5 thoughts on “Stubborn Independence

  1. Profile photo of DeniseDenise

    Hi–Oh, these falls are just awful! This one sounds like one that, as he hit his head, he landed on your heart. Ugh. You want to allow the independence, but as you say, at what cost?

    How do you both feel today?

    The video shows so much–you can see how important it is to him that he walks in and you can see how much effort that takes.

    Such a good idea to make the video–how did you think to do that?

    Reply
  2. Trish

    Oh, Kathy! This just broke my heart.

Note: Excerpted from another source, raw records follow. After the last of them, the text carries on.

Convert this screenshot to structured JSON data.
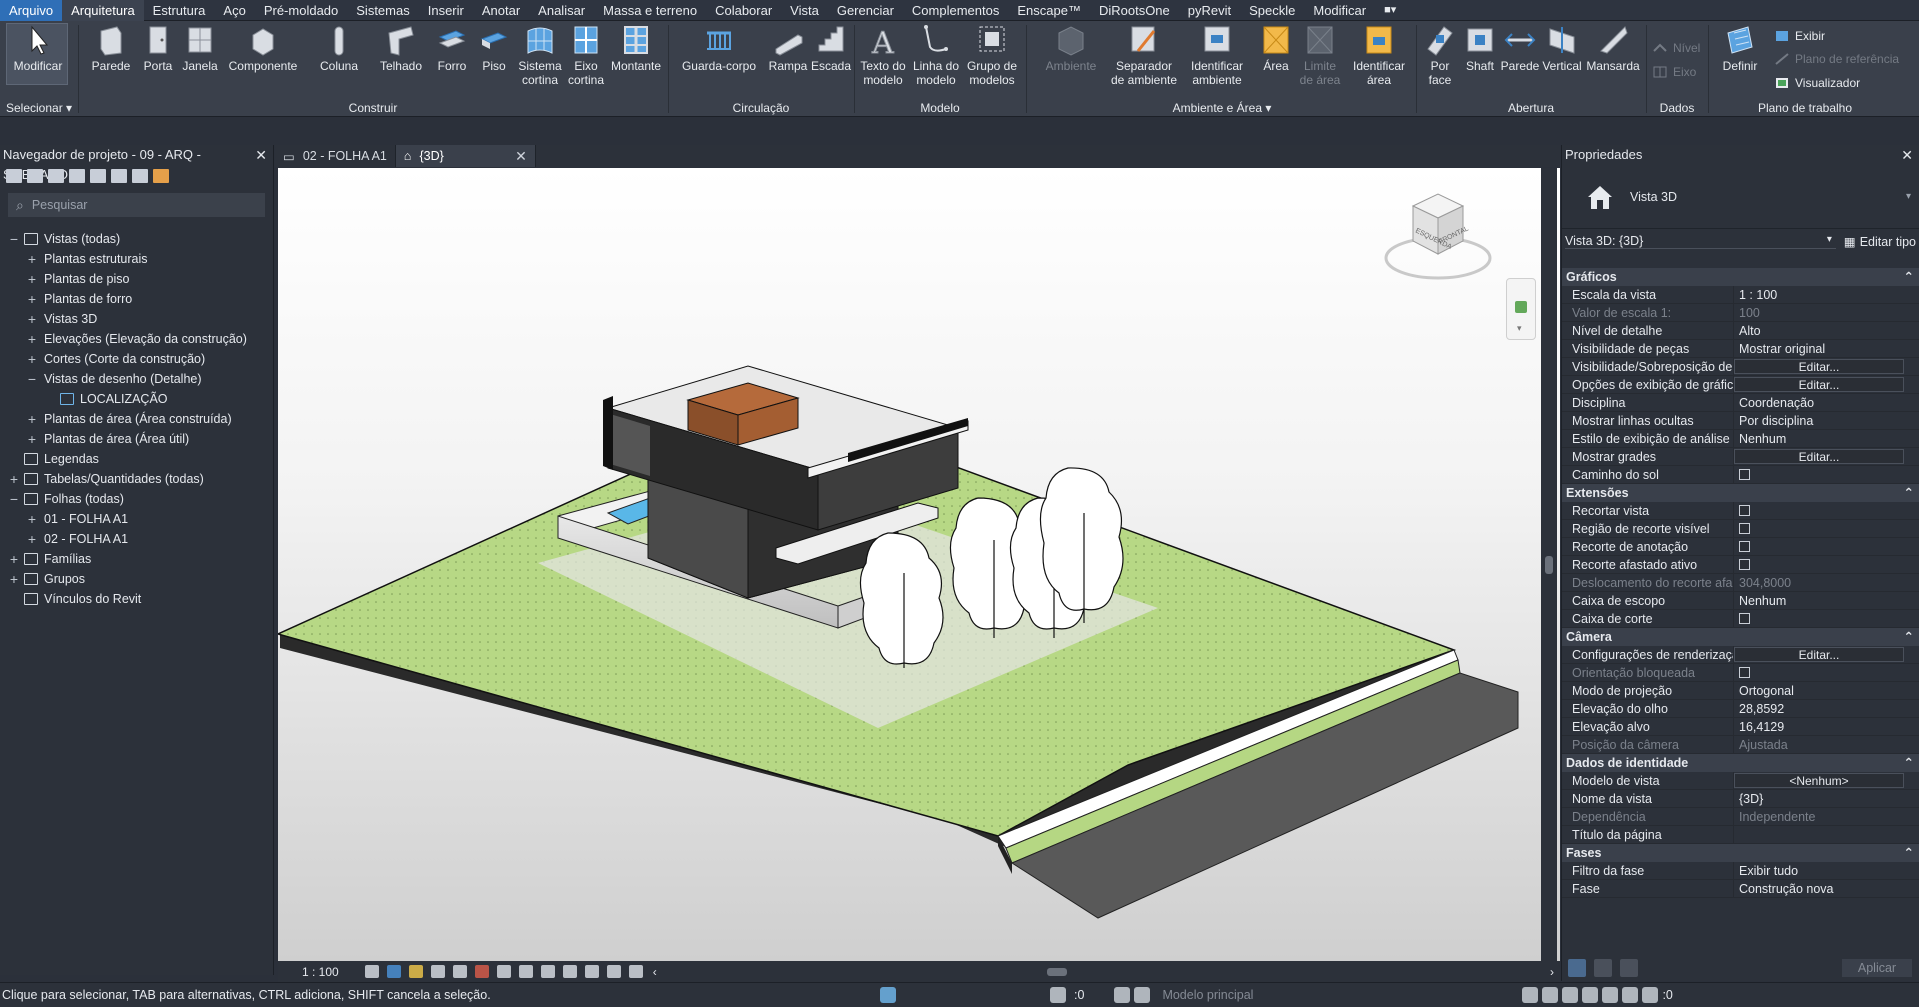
{
  "menu": [
    "Arquivo",
    "Arquitetura",
    "Estrutura",
    "Aço",
    "Pré-moldado",
    "Sistemas",
    "Inserir",
    "Anotar",
    "Analisar",
    "Massa e terreno",
    "Colaborar",
    "Vista",
    "Gerenciar",
    "Complementos",
    "Enscape™",
    "DiRootsOne",
    "pyRevit",
    "Speckle",
    "Modificar"
  ],
  "ribbon": {
    "modify": "Modificar",
    "select": "Selecionar",
    "build": {
      "group": "Construir",
      "items": [
        "Parede",
        "Porta",
        "Janela",
        "Componente",
        "Coluna",
        "Telhado",
        "Forro",
        "Piso",
        "Sistema\ncortina",
        "Eixo\ncortina",
        "Montante"
      ]
    },
    "circulation": {
      "group": "Circulação",
      "items": [
        "Guarda-corpo",
        "Rampa",
        "Escada"
      ]
    },
    "model": {
      "group": "Modelo",
      "items": [
        "Texto do\nmodelo",
        "Linha do\nmodelo",
        "Grupo de\nmodelos"
      ]
    },
    "rooms": {
      "group": "Ambiente e Área",
      "items": [
        "Ambiente",
        "Separador\nde ambiente",
        "Identificar\nambiente",
        "Área",
        "Limite\nde área",
        "Identificar\nárea"
      ]
    },
    "opening": {
      "group": "Abertura",
      "items": [
        "Por\nface",
        "Shaft",
        "Parede",
        "Vertical",
        "Mansarda"
      ]
    },
    "datum": {
      "group": "Dados",
      "level": "Nível",
      "grid": "Eixo"
    },
    "workplane": {
      "group": "Plano de trabalho",
      "define": "Definir",
      "show": "Exibir",
      "refplane": "Plano de referência",
      "viewer": "Visualizador"
    }
  },
  "browser": {
    "title": "Navegador de projeto - 09 - ARQ - SOBRADO...",
    "search_placeholder": "Pesquisar",
    "tree": [
      {
        "label": "Vistas (todas)",
        "indent": 0,
        "tog": "−"
      },
      {
        "label": "Plantas estruturais",
        "indent": 1,
        "tog": "+"
      },
      {
        "label": "Plantas de piso",
        "indent": 1,
        "tog": "+"
      },
      {
        "label": "Plantas de forro",
        "indent": 1,
        "tog": "+"
      },
      {
        "label": "Vistas 3D",
        "indent": 1,
        "tog": "+"
      },
      {
        "label": "Elevações (Elevação da construção)",
        "indent": 1,
        "tog": "+"
      },
      {
        "label": "Cortes (Corte da construção)",
        "indent": 1,
        "tog": "+"
      },
      {
        "label": "Vistas de desenho (Detalhe)",
        "indent": 1,
        "tog": "−"
      },
      {
        "label": "LOCALIZAÇÃO",
        "indent": 2,
        "tog": ""
      },
      {
        "label": "Plantas de área (Área construída)",
        "indent": 1,
        "tog": "+"
      },
      {
        "label": "Plantas de área (Área útil)",
        "indent": 1,
        "tog": "+"
      },
      {
        "label": "Legendas",
        "indent": 0,
        "tog": ""
      },
      {
        "label": "Tabelas/Quantidades (todas)",
        "indent": 0,
        "tog": "+"
      },
      {
        "label": "Folhas (todas)",
        "indent": 0,
        "tog": "−"
      },
      {
        "label": "01 - FOLHA A1",
        "indent": 1,
        "tog": "+"
      },
      {
        "label": "02 - FOLHA A1",
        "indent": 1,
        "tog": "+"
      },
      {
        "label": "Famílias",
        "indent": 0,
        "tog": "+"
      },
      {
        "label": "Grupos",
        "indent": 0,
        "tog": "+"
      },
      {
        "label": "Vínculos do Revit",
        "indent": 0,
        "tog": ""
      }
    ]
  },
  "tabs": [
    "02 - FOLHA A1",
    "{3D}"
  ],
  "viewcube": {
    "left": "ESQUERDA",
    "front": "FRONTAL"
  },
  "viewbar": {
    "scale": "1 : 100"
  },
  "properties": {
    "title": "Propriedades",
    "type": "Vista 3D",
    "selector": "Vista 3D: {3D}",
    "edit_type": "Editar tipo",
    "sections": [
      {
        "name": "Gráficos",
        "rows": [
          {
            "k": "Escala da vista",
            "v": "1 : 100"
          },
          {
            "k": "Valor de escala    1:",
            "v": "100",
            "dim": true
          },
          {
            "k": "Nível de detalhe",
            "v": "Alto"
          },
          {
            "k": "Visibilidade de peças",
            "v": "Mostrar original"
          },
          {
            "k": "Visibilidade/Sobreposição de...",
            "v": "Editar...",
            "btn": true
          },
          {
            "k": "Opções de exibição de gráficos",
            "v": "Editar...",
            "btn": true
          },
          {
            "k": "Disciplina",
            "v": "Coordenação"
          },
          {
            "k": "Mostrar linhas ocultas",
            "v": "Por disciplina"
          },
          {
            "k": "Estilo de exibição de análise ...",
            "v": "Nenhum"
          },
          {
            "k": "Mostrar grades",
            "v": "Editar...",
            "btn": true
          },
          {
            "k": "Caminho do sol",
            "v": "",
            "chk": true
          }
        ]
      },
      {
        "name": "Extensões",
        "rows": [
          {
            "k": "Recortar vista",
            "v": "",
            "chk": true
          },
          {
            "k": "Região de recorte visível",
            "v": "",
            "chk": true
          },
          {
            "k": "Recorte de anotação",
            "v": "",
            "chk": true
          },
          {
            "k": "Recorte afastado ativo",
            "v": "",
            "chk": true
          },
          {
            "k": "Deslocamento do recorte afa...",
            "v": "304,8000",
            "dim": true
          },
          {
            "k": "Caixa de escopo",
            "v": "Nenhum"
          },
          {
            "k": "Caixa de corte",
            "v": "",
            "chk": true
          }
        ]
      },
      {
        "name": "Câmera",
        "rows": [
          {
            "k": "Configurações de renderização",
            "v": "Editar...",
            "btn": true
          },
          {
            "k": "Orientação bloqueada",
            "v": "",
            "chk": true,
            "dim": true
          },
          {
            "k": "Modo de projeção",
            "v": "Ortogonal"
          },
          {
            "k": "Elevação do olho",
            "v": "28,8592"
          },
          {
            "k": "Elevação alvo",
            "v": "16,4129"
          },
          {
            "k": "Posição da câmera",
            "v": "Ajustada",
            "dim": true
          }
        ]
      },
      {
        "name": "Dados de identidade",
        "rows": [
          {
            "k": "Modelo de vista",
            "v": "<Nenhum>",
            "btn": true
          },
          {
            "k": "Nome da vista",
            "v": "{3D}"
          },
          {
            "k": "Dependência",
            "v": "Independente",
            "dim": true
          },
          {
            "k": "Título da página",
            "v": ""
          }
        ]
      },
      {
        "name": "Fases",
        "rows": [
          {
            "k": "Filtro da fase",
            "v": "Exibir tudo"
          },
          {
            "k": "Fase",
            "v": "Construção nova"
          }
        ]
      }
    ],
    "apply": "Aplicar"
  },
  "status": {
    "message": "Clique para selecionar, TAB para alternativas, CTRL adiciona, SHIFT cancela a seleção.",
    "zero1": ":0",
    "model": "Modelo principal",
    "zero2": ":0"
  },
  "colors": {
    "accent": "#2f6fb7",
    "grass": "#b5d783",
    "road": "#5a5a5a"
  }
}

It’s so difficult to make the safety v independence decisions. I’ve had to make those with Robert and he is pretty darn stubborn sometimes. It’s so difficult.

    I haven’t watched the video yet but agree with Denise about it being a brilliant idea.

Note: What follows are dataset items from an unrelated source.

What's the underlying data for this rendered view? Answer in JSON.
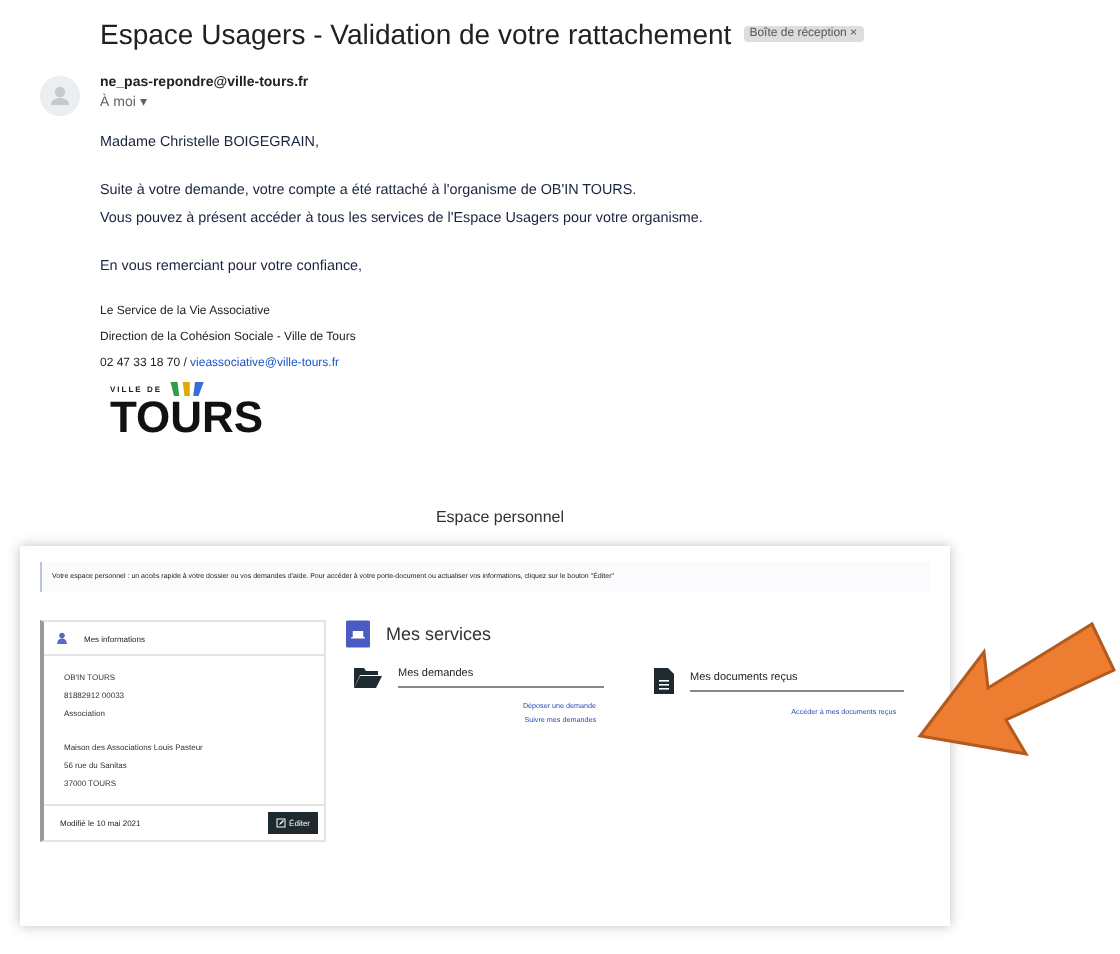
{
  "email": {
    "subject": "Espace Usagers - Validation de votre rattachement",
    "label": "Boîte de réception ×",
    "sender": "ne_pas-repondre@ville-tours.fr",
    "recipient": "À moi ▾",
    "greeting": "Madame Christelle BOIGEGRAIN,",
    "paragraph": [
      "Suite à votre demande, votre compte a été rattaché à l'organisme de OB'IN TOURS.",
      "Vous pouvez à présent accéder à tous les services de l'Espace Usagers pour votre organisme."
    ],
    "closing": "En vous remerciant pour votre confiance,",
    "signature": [
      "Le Service de la Vie Associative",
      "Direction de la Cohésion Sociale - Ville de Tours"
    ],
    "phone": "02 47 33 18 70 / ",
    "signature_email": "vieassociative@ville-tours.fr",
    "logo": {
      "small": "VILLE DE",
      "big": "TOURS"
    }
  },
  "embedded": {
    "page_title": "Espace personnel",
    "notice": "Votre espace personnel : un accès rapide à votre dossier ou vos demandes d'aide. Pour accéder à votre porte-document ou actualiser vos informations, cliquez sur le bouton \"Éditer\"",
    "info_panel": {
      "title": "Mes informations",
      "lines": [
        "OB'IN TOURS",
        "81882912 00033",
        "Association"
      ],
      "address": [
        "Maison des Associations Louis Pasteur",
        "56 rue du Sanitas",
        "37000 TOURS"
      ],
      "modified": "Modifié le 10 mai 2021",
      "edit_button": "Éditer"
    },
    "services_title": "Mes services",
    "services": [
      {
        "kind": "folder",
        "title": "Mes demandes",
        "links": [
          "Déposer une demande",
          "Suivre mes demandes"
        ]
      },
      {
        "kind": "document",
        "title": "Mes documents reçus",
        "links": [
          "Accéder à mes documents reçus"
        ]
      }
    ]
  }
}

    You have my hugs and hope you have a gentle day today.

    Reply
  3. Profile photo of Bette

    Hi Kathy,

    I’m so sorry for the fall – and so understand the feelings that go with it as a caregiver.

    Hubby is so fortunate Kathy to always have you watching and ready. No matter how ready we are though, they seem to be able to find a loophole.

    I’m so glad he’s okay and that you are okay as well.

    Please keep us posted on the black and blue…

    Thinking of you both.

    Reply
  4. Profile photo of ejourneysejourneys

    Kathy, so much was going through me as I watched that video. Heartbreak, but also admiration for both of you. For Hubby, for clinging to whatever shreds of independence he can manage (or think he can). For you, for balancing stepping back and stepping in. And that is so, so hard. You are both climbing Everest in your own ways.

    What a terrifying fall. How are you both?

    Reply
  5. Profile photo of KathyKathy Post author

    Today has been a better day.
    Still lots of mobility problems but at least he has been agreeing to more wheelchair rides.

    Surprisingly he was not black and blue. He has a small spot on his upper cheek and that’s it. I couldn’t believe it when I checked him out this morning. He is however body sore. that may be one reason he has been agreeable to the help.

    Capturing his walk was spur of the moment. I was sitting in the car fumbling through my purse for a tic tac when I saw my phone and I decided to video.
    I had videoed his walking when he was admitted to the hosp at the beginning of his diagnosis and they decided to rule out hydrocephalus (fluid on the brain) He had a series of 3 spinal taps in as many days. They said the results would show up immediately if that was what he had so I videoed the first day and the third. I was hoping beyond hope his problem was this easy fix but it wasn’t meant to be. But I do (if I still have it) have the comparisons of then and now.

    One other thing I noticed in this video, he has lost enough weight that he needs smaller clothes. You would wonder why I wouldn’t notice earlier and the reason is that he does not dress during the day, only when he has to go to the Dr. He is always seated in his wheelchair and removes his clothing as soon as we get home.